Testing Assets#

Creating testable and verifiable data pipelines is one of the focuses of Dagster. We believe ensuring data quality is critical for managing the complexity of data systems. Here, we'll cover how to write unit tests for individual assets, as well as for graphs of assets together.

Testing the cereal asset definitions#

Let's go back to the assets we defined in the prior section, and ensure that they work as expected by writing some unit tests.

We'll start by writing a test for the nabisco_cereals asset definition, which filters the larger list of cereals down to the those that were manufactured by Nabisco. To run the function that derives an asset from its upstream dependencies, we can invoke it directly, as if it's a regular Python function:

def test_nabisco_cereals():
    cereals = [
        {"name": "cereal1", "mfr": "N"},
        {"name": "cereal2", "mfr": "K"},
    ]
    result = nabisco_cereals(cereals)
    assert len(result) == 1
    assert result == [{"name": "cereal1", "mfr": "N"}]

We'll also write a test for all the assets together. To do that, we can put them in a list and then pass it to the materialize function. That returns an ExecuteInProcessResult, whose methods let us investigate, in detail, the success or failure of execution, the values produced by the computation, and other events associated with execution.

from dagster import materialize


def test_cereal_assets():
    assets = [
        nabisco_cereals,
        cereals,
        cereal_protein_fractions,
        highest_protein_nabisco_cereal,
    ]

    result = materialize(assets)
    assert result.success
    assert result.output_for_node("highest_protein_nabisco_cereal") == "100% Bran"

Now you can use pytest, or your test runner of choice, to run the unit tests.

pytest test_complex_asset_graph.py

Dagster is written to make testing easy in a domain where it has historically been very difficult. You can learn more about Testing in Dagster by reading the Testing page.


Conclusion#

🎉 Congratulations! Having reached this far, you now have a working, tested set of software-defined assets.

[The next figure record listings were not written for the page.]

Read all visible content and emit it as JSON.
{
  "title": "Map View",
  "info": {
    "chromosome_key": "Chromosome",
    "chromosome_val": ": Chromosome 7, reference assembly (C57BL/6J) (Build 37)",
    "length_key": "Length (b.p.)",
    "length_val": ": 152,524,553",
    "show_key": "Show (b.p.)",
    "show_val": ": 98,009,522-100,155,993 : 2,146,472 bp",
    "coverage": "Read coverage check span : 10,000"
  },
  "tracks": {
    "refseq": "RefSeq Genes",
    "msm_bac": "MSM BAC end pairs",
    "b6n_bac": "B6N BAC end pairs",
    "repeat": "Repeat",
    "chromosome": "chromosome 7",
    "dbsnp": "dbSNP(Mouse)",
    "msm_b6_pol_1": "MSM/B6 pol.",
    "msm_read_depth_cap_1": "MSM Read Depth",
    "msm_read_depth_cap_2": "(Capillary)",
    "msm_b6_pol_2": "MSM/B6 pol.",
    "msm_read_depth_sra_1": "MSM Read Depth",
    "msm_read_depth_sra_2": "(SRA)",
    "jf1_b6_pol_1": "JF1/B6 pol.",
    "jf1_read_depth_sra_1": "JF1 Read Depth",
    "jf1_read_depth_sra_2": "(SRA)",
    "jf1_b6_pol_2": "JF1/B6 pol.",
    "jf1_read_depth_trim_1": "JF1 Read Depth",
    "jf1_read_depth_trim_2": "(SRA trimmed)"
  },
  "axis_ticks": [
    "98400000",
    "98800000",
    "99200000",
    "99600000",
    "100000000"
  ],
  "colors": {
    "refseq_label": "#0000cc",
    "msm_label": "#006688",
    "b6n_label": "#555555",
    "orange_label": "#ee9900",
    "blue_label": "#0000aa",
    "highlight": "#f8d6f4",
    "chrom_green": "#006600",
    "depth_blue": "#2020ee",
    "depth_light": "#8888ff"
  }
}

What if you want to do more?

  • Automating asset materialization - This tutorial covered how to manually materialize assets. Dagster can also kick off materializations automatically: on fixed schedules or when your sensor says to.
  • Partitioning assets - This tutorial covered assets whose entire contents get re-computed and overwritten with every materialization. When assets are large, it’s common to partition them, so that each run only materializes a single partition.
  • Customizing asset storage - The assets in this tutorial were materialized as pickle files on the local filesystem. IO managers let you customize how and where assets are stored - e.g. as tables in Snowflake or Parquet files in S3.
  • Non-asset jobs - This tutorial assumed that your only goal was producing assets. You can also build and run arbitrary jobs, on top of the same op and graph abstractions that underlie assets.